PAQUES 2022 AU BURKINA : Une fête qui rime avec insécurité et vie chère
A l’instar des chrétiens d’Afrique et d’ailleurs, ceux du Burkina célébreront le 17 avril prochain, la Pâques, c’est-à-dire la résurrection de Jésus-Christ, sa victoire sur la mort. C’est essentiellement pour cette raison que l’on présente Pâques comme la plus grande fête chrétienne. De ce point de vue, cette fête, qui consacre la victoire définitive de la vie sur la mort, représente non seulement un grand moment de spiritualité, mais aussi de festivité. Mais cette année, au Burkina, comme d’ailleurs dans presque tous les pays du Sahel, le volet festif risque de ne pas être au rendez-vous. Et pour cause. On peut d’abord invoquer le fait que Pâques 2022 intervient à un moment où le pays enterre, chaque jour que Dieu fait, ses fils et ses filles du fait des attaques terroristes. Elle se passe ensuite, dans un contexte où deux millions de déplacés internes, composés essentiellement de femmes et d’enfants, donc de personnes vulnérables, doivent leur survie à la mendicité et à l’aide humanitaire. Pour tous ces gens, entassés pour la plupart dans des sites d’accueil généralement de fortune, où le seul repas par jour est loin d’être assuré et où leur dignité est mise à rude épreuve, en raison de la promiscuité dans laquelle ils vivent, le Burkina est devenu simplement un enfer sur terre. Pour certains d’entre eux, l’on peut mettre les pieds dans le plat, en disant que la mort pourrait être perçue comme une délivrance ; tant ils n’ont même plus la force d’espérer. La troisième et dernière raison qui permet de dire que le volet festif de Pâques ne sera pas au rendez-vous cette année, est liée à la cherté de la vie. Pour faire dans l’image afin de mieux illustrer le phénomène, on peut dire qu’au Burkina, on ne parle plus de panier de la ménagère mais de sachet de la ménagère. En effet, le niveau de l’inflation est tel que les femmes ne peuvent plus se permettre de se présenter au marché pour faire des achats avec un panier, mais plutôt avec un sachet.

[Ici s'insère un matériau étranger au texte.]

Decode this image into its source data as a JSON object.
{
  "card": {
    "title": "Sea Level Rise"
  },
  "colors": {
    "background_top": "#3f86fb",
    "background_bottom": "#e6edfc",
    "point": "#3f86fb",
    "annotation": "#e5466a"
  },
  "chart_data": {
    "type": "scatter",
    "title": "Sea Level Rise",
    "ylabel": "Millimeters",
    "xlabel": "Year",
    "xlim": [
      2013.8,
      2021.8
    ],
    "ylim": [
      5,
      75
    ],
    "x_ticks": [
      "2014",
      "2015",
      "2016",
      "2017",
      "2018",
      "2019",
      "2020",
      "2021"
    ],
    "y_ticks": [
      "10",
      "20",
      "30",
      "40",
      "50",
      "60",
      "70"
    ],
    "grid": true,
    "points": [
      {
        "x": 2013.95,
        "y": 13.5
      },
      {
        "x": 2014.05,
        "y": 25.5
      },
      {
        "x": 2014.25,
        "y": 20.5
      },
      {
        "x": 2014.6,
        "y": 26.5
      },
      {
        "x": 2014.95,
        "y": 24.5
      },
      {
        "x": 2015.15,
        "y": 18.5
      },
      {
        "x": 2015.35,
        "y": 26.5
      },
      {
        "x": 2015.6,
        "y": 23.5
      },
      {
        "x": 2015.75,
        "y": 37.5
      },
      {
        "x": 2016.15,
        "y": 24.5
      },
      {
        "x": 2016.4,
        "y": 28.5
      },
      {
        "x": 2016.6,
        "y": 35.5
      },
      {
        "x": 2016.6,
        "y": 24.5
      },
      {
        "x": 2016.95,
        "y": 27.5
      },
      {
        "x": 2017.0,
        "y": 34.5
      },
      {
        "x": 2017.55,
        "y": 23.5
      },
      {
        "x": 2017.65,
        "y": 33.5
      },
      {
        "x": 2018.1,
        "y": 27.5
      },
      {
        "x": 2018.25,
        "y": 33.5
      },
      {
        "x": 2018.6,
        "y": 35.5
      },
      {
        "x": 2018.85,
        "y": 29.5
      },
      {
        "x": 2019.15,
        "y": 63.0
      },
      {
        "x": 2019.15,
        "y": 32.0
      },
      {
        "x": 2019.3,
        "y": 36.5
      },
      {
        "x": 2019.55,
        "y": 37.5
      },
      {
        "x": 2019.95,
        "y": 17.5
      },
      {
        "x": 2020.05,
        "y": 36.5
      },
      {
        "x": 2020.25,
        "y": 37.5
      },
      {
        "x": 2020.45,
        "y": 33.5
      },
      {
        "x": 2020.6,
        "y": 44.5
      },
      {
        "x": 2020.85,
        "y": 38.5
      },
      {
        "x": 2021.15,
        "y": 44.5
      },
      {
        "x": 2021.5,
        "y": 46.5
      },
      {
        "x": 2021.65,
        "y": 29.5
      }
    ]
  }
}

C’est en ces moments difficiles que les fidèles témoignent le plus leur attachement à l’Etre suprême
Pour toutes ces raisons, l’on peut dire que Pâques 2022, rime avec insécurité, crise humanitaire et vie chère. C’est pourquoi il est fort probable que dans bien des ménages chrétiens, les repas qui seront préparés à l’occasion, soient d’une frugalité spartiate, c’est-à-dire réduits à leur plus simple expression. Même les ménages aisés pourraient s’abstenir de tuer le veau gras pour célébrer la résurrection du Christ. Car, il y a quelque part de l’indécence à fêter Pâques dans le faste et la démesure, alors qu’autour de soi, la misère est ambiante. De la même manière, on ne peut pas se permettre de se défouler à coups de musique bruyante pendant que le voisin de quartier, vient d’enterrer un proche, tombé sous les balles des terroristes. L’un dans l’autre, on peut affirmer que l’écrasante majorité des chrétiens du Burkina, n’auront pas la tête à la fête. Par contre, sur le plan de la spiritualité, Pâques sera intensément célébrée. Car, c’est en ces moments difficiles, peut-on dire, que les fidèles témoignent le plus leur attachement à l’Etre suprême. De ce point de vue, l’on peut estimer que les Eglises et les temples refuseront du monde. Déjà, des mesures sont envisagées par les pouvoirs publics, de concert avec les responsables chrétiens, pour sécuriser les lieux de culte. Il ne fait pas de doute que tous les sermons qui y seront prononcés, seront en lien avec la paix et la concorde nationale. Puissent donc toutes ces voix qui s’élèveront vers le Maître absolu de l’univers, être entendues. Dans le même registre, on peut signaler que les autorités de la Transition appellent à des prières du 15 au 17 avril pour implorer Dieu, afin qu’il sorte le Burkina de l’impasse sécuritaire dans laquelle il se trouve aujourd’hui. On peut aussi ajouter que le mercredi 13 avril dernier, des responsables musulmans ont cassé leur carême à la résidence du Cardinal Philippe Ouédraogo. Cet acte, hautement symbolique, autorise à croire que le Burkina est sur le bon chemin en matière de tolérance religieuse. Pour terminer, l’on peut mentionner que le carême chrétien et le jeûne du mois de Ramadan se passent au même moment. Cette coïncidence heureuse, est peut-être le signe que c’est par la pénitence que les fidèles des deux religions révélées, accéderont à Dieu afin qu’il étende sa main sur leur pays.